Once the company was established and started to create a stable footing within the industry, Hinton learnt the best practices for keeping the business on an upward trajectory.

He comments: “You start to gain momentum when you grow a business, especially when you get known for delivering within your industry. Once the ball started rolling, we thought ‘what are we scared of?’. As a business leader, if you are tentative in that moment of the growth journey, and hold back on recruitment, investment in the business, etc, you’re not going to go anywhere. And we went balls in – we hired some big shots for the right job roles.

“This is something that I think many aspiring, fast-growing companies don’t do, especially early on. It is also important to get rid of the people who are toxic and not the right fit for the business.

“This changes the culture massively in such a positive way – and as a result, the right people step up. People are the most important part of any business.

“This creates a culture where employees know how important it is to challenge the status quo if they believe there is an alternative. I want people to challenge me, I want them to come and tell me what I’m doing wrong, and not to have any fear of negative repercussions.”

In regard to employment within a scaling tech business, Hinton offered this piece of advice: “Do you always need more people when scaling a business? The answer is no. Give me 10 people in a room who are all programmers, there will be one person in that room who will outdo every single person – hire them and pay them well. Don’t get 10 of them. Don’t get nine of the others, you get lower output. That’s how we have scaled our business.”

Future plans

Following nine years of steady growth and overcoming the challenges facing tech start-ups – followed by its explosive scaling since 2018 – what is next for Razor?

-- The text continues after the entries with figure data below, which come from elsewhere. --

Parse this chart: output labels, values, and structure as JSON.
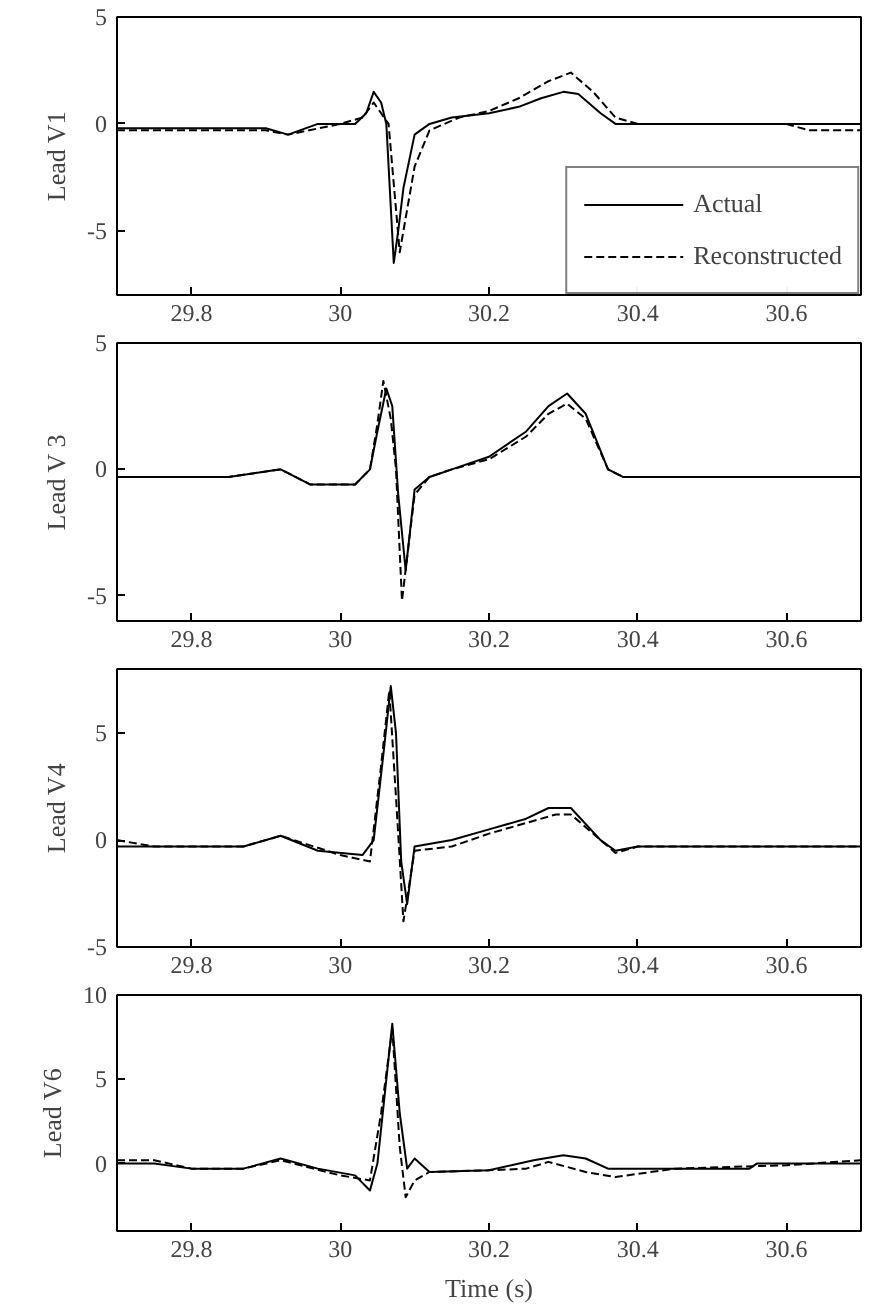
{
  "chart_data": [
    {
      "type": "line",
      "ylabel": "Lead V1",
      "xlim": [
        29.7,
        30.7
      ],
      "ylim": [
        -8,
        5
      ],
      "xticks": [
        29.8,
        30,
        30.2,
        30.4,
        30.6
      ],
      "yticks": [
        -5,
        0,
        5
      ],
      "grid": false,
      "legend": "bottom right",
      "series": [
        {
          "name": "Actual",
          "color": "#000000",
          "line_style": "solid",
          "x": [
            29.7,
            29.8,
            29.9,
            29.93,
            29.97,
            30.02,
            30.035,
            30.045,
            30.055,
            30.062,
            30.072,
            30.078,
            30.085,
            30.1,
            30.12,
            30.15,
            30.2,
            30.24,
            30.27,
            30.3,
            30.32,
            30.35,
            30.37,
            30.5,
            30.7
          ],
          "values": [
            -0.2,
            -0.2,
            -0.2,
            -0.5,
            0,
            0,
            0.5,
            1.5,
            1,
            0,
            -6.5,
            -5,
            -3,
            -0.5,
            0,
            0.3,
            0.5,
            0.8,
            1.2,
            1.5,
            1.4,
            0.5,
            0,
            0,
            0
          ]
        },
        {
          "name": "Reconstructed",
          "color": "#000000",
          "line_style": "dashed",
          "x": [
            29.7,
            29.8,
            29.9,
            29.93,
            30.0,
            30.03,
            30.045,
            30.065,
            30.08,
            30.09,
            30.1,
            30.12,
            30.16,
            30.2,
            30.24,
            30.28,
            30.31,
            30.34,
            30.37,
            30.4,
            30.6,
            30.63,
            30.7
          ],
          "values": [
            -0.3,
            -0.3,
            -0.3,
            -0.5,
            0,
            0.3,
            1,
            0,
            -6,
            -4,
            -2,
            -0.3,
            0.3,
            0.6,
            1.2,
            2,
            2.4,
            1.5,
            0.3,
            0,
            0,
            -0.3,
            -0.3
          ]
        }
      ]
    },
    {
      "type": "line",
      "ylabel": "Lead V 3",
      "xlim": [
        29.7,
        30.7
      ],
      "ylim": [
        -6,
        5
      ],
      "xticks": [
        29.8,
        30,
        30.2,
        30.4,
        30.6
      ],
      "yticks": [
        -5,
        0,
        5
      ],
      "grid": false,
      "legend": false,
      "series": [
        {
          "color": "#000000",
          "line_style": "solid",
          "x": [
            29.7,
            29.85,
            29.92,
            29.96,
            30.02,
            30.04,
            30.05,
            30.062,
            30.07,
            30.078,
            30.088,
            30.1,
            30.12,
            30.15,
            30.2,
            30.25,
            30.28,
            30.305,
            30.33,
            30.36,
            30.38,
            30.7
          ],
          "values": [
            -0.3,
            -0.3,
            0,
            -0.6,
            -0.6,
            0,
            1.5,
            3.2,
            2.5,
            -1,
            -4,
            -0.8,
            -0.3,
            0,
            0.5,
            1.5,
            2.5,
            3,
            2.2,
            0,
            -0.3,
            -0.3
          ]
        },
        {
          "color": "#000000",
          "line_style": "dashed",
          "x": [
            29.7,
            29.85,
            29.92,
            29.96,
            30.02,
            30.04,
            30.05,
            30.058,
            30.068,
            30.075,
            30.083,
            30.1,
            30.12,
            30.15,
            30.2,
            30.25,
            30.28,
            30.305,
            30.33,
            30.36,
            30.38,
            30.7
          ],
          "values": [
            -0.3,
            -0.3,
            0,
            -0.6,
            -0.6,
            0,
            1.8,
            3.5,
            2,
            0,
            -5.2,
            -1,
            -0.3,
            0,
            0.4,
            1.3,
            2.2,
            2.6,
            2,
            0,
            -0.3,
            -0.3
          ]
        }
      ]
    },
    {
      "type": "line",
      "ylabel": "Lead V4",
      "xlim": [
        29.7,
        30.7
      ],
      "ylim": [
        -5,
        8
      ],
      "xticks": [
        29.8,
        30,
        30.2,
        30.4,
        30.6
      ],
      "yticks": [
        -5,
        0,
        5
      ],
      "grid": false,
      "legend": false,
      "series": [
        {
          "color": "#000000",
          "line_style": "solid",
          "x": [
            29.7,
            29.87,
            29.92,
            29.97,
            30.03,
            30.045,
            30.058,
            30.068,
            30.075,
            30.082,
            30.09,
            30.1,
            30.15,
            30.2,
            30.25,
            30.28,
            30.31,
            30.35,
            30.37,
            30.4,
            30.7
          ],
          "values": [
            -0.3,
            -0.3,
            0.2,
            -0.5,
            -0.7,
            0,
            4,
            7.2,
            5,
            -1,
            -3,
            -0.3,
            0,
            0.5,
            1,
            1.5,
            1.5,
            0,
            -0.5,
            -0.3,
            -0.3
          ]
        },
        {
          "color": "#000000",
          "line_style": "dashed",
          "x": [
            29.7,
            29.75,
            29.87,
            29.92,
            30.0,
            30.04,
            30.055,
            30.066,
            30.075,
            30.085,
            30.1,
            30.15,
            30.2,
            30.25,
            30.29,
            30.31,
            30.35,
            30.37,
            30.4,
            30.7
          ],
          "values": [
            0,
            -0.3,
            -0.3,
            0.2,
            -0.7,
            -1,
            3.5,
            7,
            2,
            -3.8,
            -0.5,
            -0.3,
            0.3,
            0.8,
            1.2,
            1.2,
            0,
            -0.6,
            -0.3,
            -0.3
          ]
        }
      ]
    },
    {
      "type": "line",
      "ylabel": "Lead V6",
      "xlabel": "Time (s)",
      "xlim": [
        29.7,
        30.7
      ],
      "ylim": [
        -4,
        10
      ],
      "xticks": [
        29.8,
        30,
        30.2,
        30.4,
        30.6
      ],
      "yticks": [
        0,
        5,
        10
      ],
      "grid": false,
      "legend": false,
      "series": [
        {
          "color": "#000000",
          "line_style": "solid",
          "x": [
            29.7,
            29.75,
            29.8,
            29.87,
            29.92,
            29.97,
            30.02,
            30.04,
            30.05,
            30.062,
            30.07,
            30.08,
            30.09,
            30.1,
            30.12,
            30.2,
            30.26,
            30.3,
            30.33,
            30.36,
            30.55,
            30.56,
            30.7
          ],
          "values": [
            0,
            0,
            -0.3,
            -0.3,
            0.3,
            -0.3,
            -0.7,
            -1.6,
            0,
            5,
            8.3,
            3,
            -0.3,
            0.3,
            -0.5,
            -0.4,
            0.2,
            0.5,
            0.3,
            -0.3,
            -0.3,
            0,
            0
          ]
        },
        {
          "color": "#000000",
          "line_style": "dashed",
          "x": [
            29.7,
            29.75,
            29.8,
            29.87,
            29.92,
            30.0,
            30.04,
            30.055,
            30.07,
            30.08,
            30.088,
            30.1,
            30.12,
            30.2,
            30.25,
            30.28,
            30.33,
            30.37,
            30.45,
            30.6,
            30.7
          ],
          "values": [
            0.2,
            0.2,
            -0.3,
            -0.3,
            0.2,
            -0.7,
            -1,
            3,
            8,
            1,
            -2,
            -1,
            -0.5,
            -0.4,
            -0.3,
            0.1,
            -0.5,
            -0.8,
            -0.3,
            -0.1,
            0.2
          ]
        }
      ]
    }
  ]
}
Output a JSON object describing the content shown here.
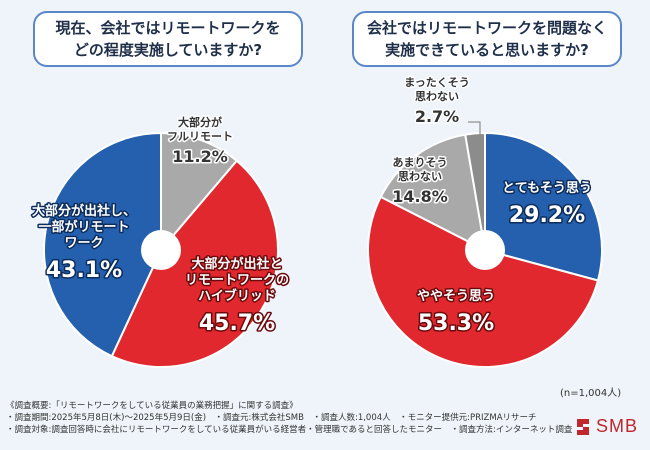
{
  "questions": [
    "現在、会社ではリモートワークを\nどの程度実施していますか?",
    "会社ではリモートワークを問題なく\n実施できていると思いますか?"
  ],
  "chart_data": [
    {
      "type": "pie",
      "title": "現在、会社ではリモートワークをどの程度実施していますか?",
      "slices": [
        {
          "label": "大部分がフルリモート",
          "value": 11.2,
          "display": "11.2%",
          "color": "#a9a9a9"
        },
        {
          "label": "大部分が出社とリモートワークのハイブリッド",
          "value": 45.7,
          "display": "45.7%",
          "color": "#e0282e"
        },
        {
          "label": "大部分が出社し、一部がリモートワーク",
          "value": 43.1,
          "display": "43.1%",
          "color": "#2460ad"
        }
      ]
    },
    {
      "type": "pie",
      "title": "会社ではリモートワークを問題なく実施できていると思いますか?",
      "slices": [
        {
          "label": "とてもそう思う",
          "value": 29.2,
          "display": "29.2%",
          "color": "#2460ad"
        },
        {
          "label": "ややそう思う",
          "value": 53.3,
          "display": "53.3%",
          "color": "#e0282e"
        },
        {
          "label": "あまりそう思わない",
          "value": 14.8,
          "display": "14.8%",
          "color": "#a9a9a9"
        },
        {
          "label": "まったくそう思わない",
          "value": 2.7,
          "display": "2.7%",
          "color": "#8c8c8c"
        }
      ]
    }
  ],
  "sample_size": "(n=1,004人)",
  "footer": [
    "《調査概要:「リモートワークをしている従業員の業務把握」に関する調査》",
    "・調査期間:2025年5月8日(木)〜2025年5月9日(金)　・調査元:株式会社SMB　・調査人数:1,004人　・モニター提供元:PRIZMAリサーチ",
    "・調査対象:調査回答時に会社にリモートワークをしている従業員がいる経営者・管理職であると回答したモニター　・調査方法:インターネット調査"
  ],
  "logo": {
    "text": "SMB",
    "color": "#c0262b"
  }
}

With regards to the future trends Razor will look to move into, Hinton comments: “The future trends I see are going to be compounded by the need to update your business to the most up-to-date technology – it’s going to be automation, machine learning, artificial intelligence, VR/AR, and how they all work with businesses across all industries.

“However, the trend that’s only going to get bigger is technology adoption. And if you’re not already on it, you’re far too late. This has been amplified by Covid-19 and the need for digital transformation.”

As the world continues to accelerate to an even more tech-focused future, Hinton believes Razor are ideally placed to continue on their own growth journey.

He concludes: “The future is bright. The future is big. We’re taking on the world. We want to open in new locations. This whole thing of ‘the office is dead’ is nonsense. It is the human beings and interactions that make a business. That is magical. We want to continue growing by helping other organisations accelerate their journey with technology and innovation.”